Let the starting position of the stick be such that it points along the $x$-axis and that the center of the stick is at the origin. Looking from the point of view of the stick, the point $P$ will have a velocity $-v$ towards the $x$-axis (and the stick). The initial position of $P$ is $(d,l)$.
The equations of motion are thus \begin{align} \overline{P}&=\begin{pmatrix} d \\ l-vt \end{pmatrix} \\ \overline{Q}&=r\begin{pmatrix}\cos(\omega t) \\ \sin(\omega t) \end{pmatrix} \end{align}
and the question becomes "when is there a $t$ such that the two are equal?"
Introducing $\gamma\equiv\arccos\frac{d}{r}$ (which clearly shows the constraint $r\geq \vert d\vert$), we have
$$\frac{l-\gamma \frac{v}{\omega}}{r}=\sin \gamma$$
However, this looks transcendental.
Is there really no way of analytically figuring out whether or not $Q$ hits $P$? Can we determine whether or not the stick hits at all (for any $Q$)?
Edit: Just an idea: Perhaps one can use the Intermediate value theorem to show that there must exist a solution given some initial conditions?
Edit: Perhaps the question should be "For which $r$s (or some other, single parameter) is $\frac{l-\gamma \frac{v}{\omega}}{r}=\sin \gamma$ true (given $d,\ell,v,\omega$)? Can we say anything sensible about this?
$$ \frac{\ell - \gamma \frac{v}{\omega}}{r} = \sin\gamma. \tag{*} $$ Perhaps the problem is: Given $\ell,r,v,\omega$, solve for $\gamma$.
This is a transcendental equation.
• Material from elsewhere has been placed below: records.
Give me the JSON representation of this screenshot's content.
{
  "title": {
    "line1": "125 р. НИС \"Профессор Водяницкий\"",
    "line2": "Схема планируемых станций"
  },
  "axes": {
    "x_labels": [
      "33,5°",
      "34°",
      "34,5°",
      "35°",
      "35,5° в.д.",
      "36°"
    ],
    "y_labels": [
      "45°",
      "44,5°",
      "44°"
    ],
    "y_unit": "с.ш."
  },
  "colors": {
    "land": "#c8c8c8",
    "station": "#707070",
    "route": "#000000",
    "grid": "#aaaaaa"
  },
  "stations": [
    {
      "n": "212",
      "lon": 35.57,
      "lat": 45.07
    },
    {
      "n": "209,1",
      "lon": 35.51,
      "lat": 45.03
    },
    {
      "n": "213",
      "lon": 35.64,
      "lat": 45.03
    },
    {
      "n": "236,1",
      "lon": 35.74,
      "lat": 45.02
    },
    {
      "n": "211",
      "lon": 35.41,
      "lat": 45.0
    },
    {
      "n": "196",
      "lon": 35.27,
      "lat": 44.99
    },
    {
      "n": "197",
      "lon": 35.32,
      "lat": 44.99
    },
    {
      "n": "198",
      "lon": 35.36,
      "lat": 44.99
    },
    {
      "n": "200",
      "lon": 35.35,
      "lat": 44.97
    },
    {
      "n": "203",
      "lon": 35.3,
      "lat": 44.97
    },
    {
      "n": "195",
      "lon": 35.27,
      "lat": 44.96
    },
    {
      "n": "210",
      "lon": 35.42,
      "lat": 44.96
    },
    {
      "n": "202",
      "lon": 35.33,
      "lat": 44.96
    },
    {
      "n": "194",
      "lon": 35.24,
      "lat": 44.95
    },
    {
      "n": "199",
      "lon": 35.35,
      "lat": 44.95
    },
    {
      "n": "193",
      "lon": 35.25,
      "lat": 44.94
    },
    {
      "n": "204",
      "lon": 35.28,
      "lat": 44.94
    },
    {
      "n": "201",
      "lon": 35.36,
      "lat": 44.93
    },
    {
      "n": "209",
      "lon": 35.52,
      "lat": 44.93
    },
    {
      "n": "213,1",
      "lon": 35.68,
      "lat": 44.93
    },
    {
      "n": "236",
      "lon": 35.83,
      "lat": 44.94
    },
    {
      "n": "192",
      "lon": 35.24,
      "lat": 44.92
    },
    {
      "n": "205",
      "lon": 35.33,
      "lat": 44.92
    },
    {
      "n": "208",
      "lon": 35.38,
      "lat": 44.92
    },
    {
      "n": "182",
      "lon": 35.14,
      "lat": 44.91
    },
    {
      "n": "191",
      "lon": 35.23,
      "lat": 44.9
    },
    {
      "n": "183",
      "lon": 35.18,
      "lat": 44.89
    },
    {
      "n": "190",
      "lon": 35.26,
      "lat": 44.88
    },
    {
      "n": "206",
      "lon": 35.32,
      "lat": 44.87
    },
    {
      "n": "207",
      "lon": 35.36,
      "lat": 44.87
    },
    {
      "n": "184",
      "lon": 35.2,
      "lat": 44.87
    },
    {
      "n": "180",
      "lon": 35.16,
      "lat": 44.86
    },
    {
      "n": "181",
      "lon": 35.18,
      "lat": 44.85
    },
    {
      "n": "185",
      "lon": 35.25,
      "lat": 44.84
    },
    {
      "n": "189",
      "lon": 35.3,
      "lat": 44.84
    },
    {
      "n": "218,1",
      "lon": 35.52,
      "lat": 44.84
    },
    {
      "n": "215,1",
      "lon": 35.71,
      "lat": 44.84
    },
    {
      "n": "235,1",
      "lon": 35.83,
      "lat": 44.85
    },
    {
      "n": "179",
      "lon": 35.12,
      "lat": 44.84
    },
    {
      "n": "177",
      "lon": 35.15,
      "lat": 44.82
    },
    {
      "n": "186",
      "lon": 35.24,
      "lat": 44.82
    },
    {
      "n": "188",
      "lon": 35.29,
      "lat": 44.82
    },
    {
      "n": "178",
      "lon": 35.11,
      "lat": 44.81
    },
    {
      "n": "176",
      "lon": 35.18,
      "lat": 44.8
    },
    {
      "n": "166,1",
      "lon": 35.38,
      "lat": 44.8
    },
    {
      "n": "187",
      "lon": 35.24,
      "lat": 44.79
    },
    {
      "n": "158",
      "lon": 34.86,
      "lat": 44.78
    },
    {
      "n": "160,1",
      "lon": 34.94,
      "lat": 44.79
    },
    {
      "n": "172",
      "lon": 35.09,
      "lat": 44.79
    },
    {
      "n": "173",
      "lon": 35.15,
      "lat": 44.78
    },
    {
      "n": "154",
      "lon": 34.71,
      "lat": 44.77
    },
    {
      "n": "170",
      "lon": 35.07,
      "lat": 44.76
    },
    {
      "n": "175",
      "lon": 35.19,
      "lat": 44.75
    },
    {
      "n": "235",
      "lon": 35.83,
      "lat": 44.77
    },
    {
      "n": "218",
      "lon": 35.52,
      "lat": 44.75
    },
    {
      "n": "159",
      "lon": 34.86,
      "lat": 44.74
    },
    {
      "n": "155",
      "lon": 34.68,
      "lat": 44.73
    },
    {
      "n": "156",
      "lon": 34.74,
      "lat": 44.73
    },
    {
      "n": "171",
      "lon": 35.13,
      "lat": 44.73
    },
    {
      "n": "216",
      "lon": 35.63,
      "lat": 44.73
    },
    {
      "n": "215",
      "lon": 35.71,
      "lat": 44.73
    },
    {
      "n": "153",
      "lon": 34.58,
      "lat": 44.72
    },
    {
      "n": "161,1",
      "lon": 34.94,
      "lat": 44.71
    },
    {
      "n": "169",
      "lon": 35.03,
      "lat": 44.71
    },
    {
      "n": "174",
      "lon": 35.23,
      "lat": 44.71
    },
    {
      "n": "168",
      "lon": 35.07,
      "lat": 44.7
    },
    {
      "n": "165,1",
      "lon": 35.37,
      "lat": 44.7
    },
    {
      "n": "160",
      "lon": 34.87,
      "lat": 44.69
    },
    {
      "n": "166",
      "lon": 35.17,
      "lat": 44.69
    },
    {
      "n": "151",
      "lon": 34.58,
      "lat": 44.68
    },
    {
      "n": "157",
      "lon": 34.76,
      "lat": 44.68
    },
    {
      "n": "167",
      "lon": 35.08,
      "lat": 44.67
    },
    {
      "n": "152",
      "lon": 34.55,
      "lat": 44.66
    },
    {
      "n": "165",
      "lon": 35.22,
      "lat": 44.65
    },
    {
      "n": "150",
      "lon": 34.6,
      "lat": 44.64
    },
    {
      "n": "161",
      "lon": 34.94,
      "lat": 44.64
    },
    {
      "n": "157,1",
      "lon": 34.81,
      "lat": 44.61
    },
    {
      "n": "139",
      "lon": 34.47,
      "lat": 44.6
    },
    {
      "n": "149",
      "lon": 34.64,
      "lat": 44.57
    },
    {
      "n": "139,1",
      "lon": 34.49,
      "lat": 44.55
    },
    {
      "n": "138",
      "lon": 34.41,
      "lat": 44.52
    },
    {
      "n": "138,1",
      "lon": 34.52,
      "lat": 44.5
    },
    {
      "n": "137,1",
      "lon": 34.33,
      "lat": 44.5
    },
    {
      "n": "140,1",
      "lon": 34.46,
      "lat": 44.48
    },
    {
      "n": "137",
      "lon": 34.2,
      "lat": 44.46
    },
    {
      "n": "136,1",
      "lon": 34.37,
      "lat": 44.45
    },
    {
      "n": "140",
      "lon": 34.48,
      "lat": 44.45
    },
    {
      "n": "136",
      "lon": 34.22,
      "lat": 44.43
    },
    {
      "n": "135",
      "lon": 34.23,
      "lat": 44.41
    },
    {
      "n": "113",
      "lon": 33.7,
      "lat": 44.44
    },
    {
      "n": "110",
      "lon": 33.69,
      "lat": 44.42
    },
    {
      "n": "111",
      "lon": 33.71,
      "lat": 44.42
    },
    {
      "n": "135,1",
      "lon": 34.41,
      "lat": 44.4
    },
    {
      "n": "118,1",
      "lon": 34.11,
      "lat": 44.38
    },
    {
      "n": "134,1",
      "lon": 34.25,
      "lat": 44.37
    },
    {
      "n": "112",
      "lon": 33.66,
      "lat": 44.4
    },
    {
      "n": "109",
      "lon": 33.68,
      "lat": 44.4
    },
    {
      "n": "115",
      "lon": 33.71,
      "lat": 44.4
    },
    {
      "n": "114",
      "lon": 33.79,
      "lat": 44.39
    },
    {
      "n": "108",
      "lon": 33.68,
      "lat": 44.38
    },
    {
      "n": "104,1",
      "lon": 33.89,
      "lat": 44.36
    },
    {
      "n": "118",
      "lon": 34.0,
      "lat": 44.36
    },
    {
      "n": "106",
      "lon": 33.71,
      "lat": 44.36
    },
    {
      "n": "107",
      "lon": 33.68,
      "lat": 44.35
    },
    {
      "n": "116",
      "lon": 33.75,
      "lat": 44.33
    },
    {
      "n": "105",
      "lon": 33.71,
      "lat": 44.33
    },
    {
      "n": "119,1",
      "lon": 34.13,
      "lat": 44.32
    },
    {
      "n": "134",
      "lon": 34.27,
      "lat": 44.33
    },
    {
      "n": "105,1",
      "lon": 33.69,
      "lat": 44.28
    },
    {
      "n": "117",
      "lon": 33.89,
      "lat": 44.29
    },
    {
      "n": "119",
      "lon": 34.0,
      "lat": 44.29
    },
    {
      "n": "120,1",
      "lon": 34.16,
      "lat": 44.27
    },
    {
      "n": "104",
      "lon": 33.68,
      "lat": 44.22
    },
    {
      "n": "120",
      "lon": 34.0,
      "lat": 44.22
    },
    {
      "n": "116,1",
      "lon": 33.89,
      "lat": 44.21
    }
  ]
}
In fact, it is "Kepler's equation", and it is known that the solution (although unique) cannot be written in terms of "elementary functions".
LINK gives Kepler's equation as $$ M=E-e\sin E \tag{K}$$ where we should solve for $E$, given $M$ and $e$. We may substitute $$ E=\gamma \\ e=\frac{-r\omega}{v} \\ M=\frac{\ell \omega}{v} $$ to convert (K) into (*).
That link also discusses algorithms for numerical and series solution of (K).